Written by Barry Jenkins. Based on Tarell A. McCraney’s play
Directed by Barry Jenkins
It felt like looking for love and love can’t be found… what a sadness envelopes this poetic and beautiful film.
The first film I’ve seen about the development of romantic love between two black men – from school age to adulthood. This is part coming of age story in a general sense and part very specifically; a coming of age story about a black gay boy/man whose circumstances are so difficult, survival with any sexuality at all is a triumph. It is raw and urgent. Especially for “straight” black folks who have a difficult relationship with homosexuality for many reasons.
This story takes place in South Florida. Poverty is all you see.
“Chiron/Black” knows he’s different from early on and doesn’t have a place to speak this or to begin to understand what is happening with him… he is very alone in the world as his mother is a drug addict.
Chiron/Black ends up in prison for a bit, after slamming a chair over the head of the school’s major bully. In juvenile, he buffs up and comes out a stud, bulging biceps and a mouth full of grill… He is sensitive, kind but has affected a “don’t mess with me” presence.. But this man is without love and desperate for it.
This film makes me think about US – black folks – and our love/hate relationship with each other and with ourselves.
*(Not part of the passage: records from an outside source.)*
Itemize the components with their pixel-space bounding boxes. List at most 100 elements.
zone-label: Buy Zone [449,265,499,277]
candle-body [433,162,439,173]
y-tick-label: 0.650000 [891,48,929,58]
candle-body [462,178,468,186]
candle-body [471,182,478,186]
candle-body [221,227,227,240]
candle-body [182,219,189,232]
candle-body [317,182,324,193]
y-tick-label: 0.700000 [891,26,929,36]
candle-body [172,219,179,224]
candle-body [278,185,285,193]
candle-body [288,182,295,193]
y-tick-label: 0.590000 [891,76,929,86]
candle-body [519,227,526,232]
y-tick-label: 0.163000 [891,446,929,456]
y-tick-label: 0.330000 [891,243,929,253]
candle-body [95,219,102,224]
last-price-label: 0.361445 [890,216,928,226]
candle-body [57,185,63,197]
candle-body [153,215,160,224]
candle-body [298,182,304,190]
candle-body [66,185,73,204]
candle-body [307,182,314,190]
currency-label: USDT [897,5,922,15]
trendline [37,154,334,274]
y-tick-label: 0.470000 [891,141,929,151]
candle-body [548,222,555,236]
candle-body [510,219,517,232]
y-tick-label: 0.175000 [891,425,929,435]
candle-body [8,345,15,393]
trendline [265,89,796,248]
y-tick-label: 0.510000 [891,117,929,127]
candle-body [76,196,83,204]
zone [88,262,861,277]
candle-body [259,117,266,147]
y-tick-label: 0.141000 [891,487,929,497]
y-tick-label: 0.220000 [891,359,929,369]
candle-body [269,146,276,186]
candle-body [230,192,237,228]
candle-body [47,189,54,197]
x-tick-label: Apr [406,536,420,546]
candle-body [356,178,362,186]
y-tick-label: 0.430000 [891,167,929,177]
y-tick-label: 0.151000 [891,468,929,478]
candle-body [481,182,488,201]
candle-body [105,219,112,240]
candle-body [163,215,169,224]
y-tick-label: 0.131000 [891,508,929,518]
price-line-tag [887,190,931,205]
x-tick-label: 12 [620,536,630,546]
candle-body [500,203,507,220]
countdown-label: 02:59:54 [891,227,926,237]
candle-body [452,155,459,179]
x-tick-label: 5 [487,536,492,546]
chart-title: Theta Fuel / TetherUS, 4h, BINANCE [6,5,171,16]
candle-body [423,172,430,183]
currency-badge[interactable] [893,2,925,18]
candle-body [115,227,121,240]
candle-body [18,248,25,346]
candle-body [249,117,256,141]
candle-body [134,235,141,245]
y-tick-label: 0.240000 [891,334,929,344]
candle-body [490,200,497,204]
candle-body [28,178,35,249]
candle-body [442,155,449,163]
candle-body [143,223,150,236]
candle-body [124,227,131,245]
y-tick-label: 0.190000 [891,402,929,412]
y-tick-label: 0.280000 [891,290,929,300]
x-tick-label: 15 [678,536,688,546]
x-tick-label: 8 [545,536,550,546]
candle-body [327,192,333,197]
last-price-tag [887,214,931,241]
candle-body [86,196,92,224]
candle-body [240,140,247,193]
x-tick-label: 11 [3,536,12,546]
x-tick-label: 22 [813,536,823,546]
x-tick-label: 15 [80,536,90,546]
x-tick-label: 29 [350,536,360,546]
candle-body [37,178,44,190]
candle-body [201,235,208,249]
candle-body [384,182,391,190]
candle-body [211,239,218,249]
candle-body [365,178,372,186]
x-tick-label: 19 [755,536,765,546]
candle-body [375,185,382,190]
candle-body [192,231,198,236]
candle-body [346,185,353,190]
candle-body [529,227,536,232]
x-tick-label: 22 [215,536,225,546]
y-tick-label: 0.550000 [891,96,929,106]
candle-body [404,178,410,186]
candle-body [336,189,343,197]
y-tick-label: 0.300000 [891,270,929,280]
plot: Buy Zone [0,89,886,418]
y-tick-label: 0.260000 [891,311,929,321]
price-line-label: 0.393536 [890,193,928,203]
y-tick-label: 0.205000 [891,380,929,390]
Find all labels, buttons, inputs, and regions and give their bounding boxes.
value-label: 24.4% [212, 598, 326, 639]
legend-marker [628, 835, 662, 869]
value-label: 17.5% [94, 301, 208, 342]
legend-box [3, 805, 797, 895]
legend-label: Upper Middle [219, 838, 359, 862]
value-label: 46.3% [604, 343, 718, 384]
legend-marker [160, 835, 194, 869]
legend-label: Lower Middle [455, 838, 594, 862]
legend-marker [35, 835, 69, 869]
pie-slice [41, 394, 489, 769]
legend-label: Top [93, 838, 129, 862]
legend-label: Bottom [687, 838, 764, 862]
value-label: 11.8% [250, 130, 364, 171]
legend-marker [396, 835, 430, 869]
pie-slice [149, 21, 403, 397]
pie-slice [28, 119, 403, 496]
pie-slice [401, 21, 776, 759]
We have work to do. We have such work to do on us.. just us. And, if I may add, there’s something in the American psyche that smacks of self-hatred, self-loathing. It ain’t just black folks… we live in a culture that can press the heart out of people, throw them aside like a hit and run driver who keeps on going. WE ALL HAVE WORK TO DO to reclaim our souls, our civility.
The cast is terrific:
The actors playing “Black/Chiron” from little boy to young man are so good. And the older actor playing “Chiron” , Trevante Rhodes, has managed to be roiling inside but quiet, calm, needing and needy but strong in spite of that need. Lack of love stunts our growth. He’s been forced to find a way on his own..
Mahershalal Ali – excellent.. The drug dealer-father figure..
Janelle Monae is terrific as Juan’s (drug-dealer/father figure) lady– who befriends Black/Chiron and treats him with decency and concern- the closest thing to a mother he’s ever had.
Naomie Harris plays Chiron’s mom and is terrific, English, graduate of Cambridge University, trained at the Old Vic, plays the drug-addled mother who is gross, dreadful and abusive. She eventually gets into a facility for treatment and tries to make her peace with her son. He forgives. He loves.